¿Qué pasaría en Venezuela si no existiera Caracas Chronicles?

Venezuela's never been less comprehensible, which is why Caracas Chronicles has never been more necessary.

In 1998, when Hugo Chávez was first elected president of Venezuela, the word ‘blog’ hadn’t even been invented. For Venezuelans, that was just as well: we had no great need for bloggers to explain our reality back then. The things our country was famous for explained themselves: great baseball players and regular winners of the Miss Universe pageant. And oil. Lots of oil.

There would’ve been no demand-side for a pre-Chávez era Caracas Chronicles. The world was not that interested in a comparatively stable Caribbean country. Foreign journalists, writers, academics, and filmmakers in search of stories with global appeal would do better covering countries torn by bloody civil wars or plagued by repressive military juntas, drug cartels, hyperinflation or widespread hunger.

Venezuela had none of those.

But with the rise of Chávez, a charismatic leader bent on changing his country, Latin America and – why not? – the world, interest in Venezuela exploded. His vast popular support and his absolute control of the nation’s massive oil revenues gave him both the political power and the financial leverage to do whatever he wanted. And he did.  In the process he became the best known Venezuelan since Simón Bolívar.
 Suddenly, Venezuela became interesting.

Though there were notable exceptions, a startling number of foreign journalists, documentary makers and writers who had long eschewed the country became instant experts and set out to spread to the rest of the world their recently acquired, often superficial, and sometimes completely wrong understanding of what was going on in Venezuela. Suddenly, the world badly needed a day-by-day road map to the inexplicable goings-on in Caracas. And that’s what Caracas Chronicles became: the Rosetta Stone that made sense of Venezuela to a worldwide audience. 
The job started out being hard and only got harder over time.

Little by little, the Chávez government became the defining player in deciding what information would become accessible to Venezuelans – and if possible – to the rest of the world. It built a massive, well-oiled, richly funded propaganda machine while simultaneously clamping down on independent media and journalists. 
It became increasingly difficult to find out what the government was up to, or what was going on in the country, what were the consequences of its policies at home or of its adventures abroad.  

By the time Chávez fell ill, it was already a challenge to decipher what exactly was happening in Venezuela. Making sense of the highly polarized, often distorted reporting, cutting through to the government’s propaganda and discovering the kernels of truth hidden in unconfirmed reports spread through social media by both government and opposition supporters became almost impossible. 
Deliberate manipulation of the news, censorship, ignorance, repression, self-censorship and superficiality created a witches’ brew where the truth often drowned.

As the last embers of what was once a raucous media scene have been snuffed out in the Maduro era, the need for a trusted guide into Venezuelan reality has only grown. Which is why I was so excited when Quico told me he was going to relaunch Caracas Chronicles. It completes an arc that long seemed inevitable to me.

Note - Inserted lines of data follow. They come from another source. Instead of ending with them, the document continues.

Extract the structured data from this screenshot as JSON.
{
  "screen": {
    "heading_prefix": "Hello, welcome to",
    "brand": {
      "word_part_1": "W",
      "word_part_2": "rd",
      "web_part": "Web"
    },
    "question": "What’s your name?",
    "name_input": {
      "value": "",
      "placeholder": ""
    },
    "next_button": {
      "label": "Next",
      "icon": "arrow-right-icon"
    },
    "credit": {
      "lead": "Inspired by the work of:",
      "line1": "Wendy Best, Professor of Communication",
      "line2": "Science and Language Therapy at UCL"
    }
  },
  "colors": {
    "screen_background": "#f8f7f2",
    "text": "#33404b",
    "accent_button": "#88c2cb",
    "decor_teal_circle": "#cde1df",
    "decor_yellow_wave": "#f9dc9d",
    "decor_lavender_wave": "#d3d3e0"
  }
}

What he started as a weekend hobby back in 2002 – in the halcyon days before Facebook, before YouTube, before Twitter, when you still had to write (weblog) in parenthesis after the word “blog” so readers knew what you were talking about – is morphing into a media company in its own right.

Stepping into the void left open by the disappearance of critical voices from Venezuela’s public sphere, the new Caracas Chronicles is taking its place among the exciting new crop of digital media startups that are perhaps the only hopeful sign of the Maduro era.

Venezuela has become less comprehensible to foreigners than it had ever been before, we need a smart, fun to read, and reliable window into our baffling country. And we need it in English so the rest of the world can join Venezuelans at home and abroad in this perplexing, often jaw-dropping, at times infuriating, and always fascinating journey of discovery.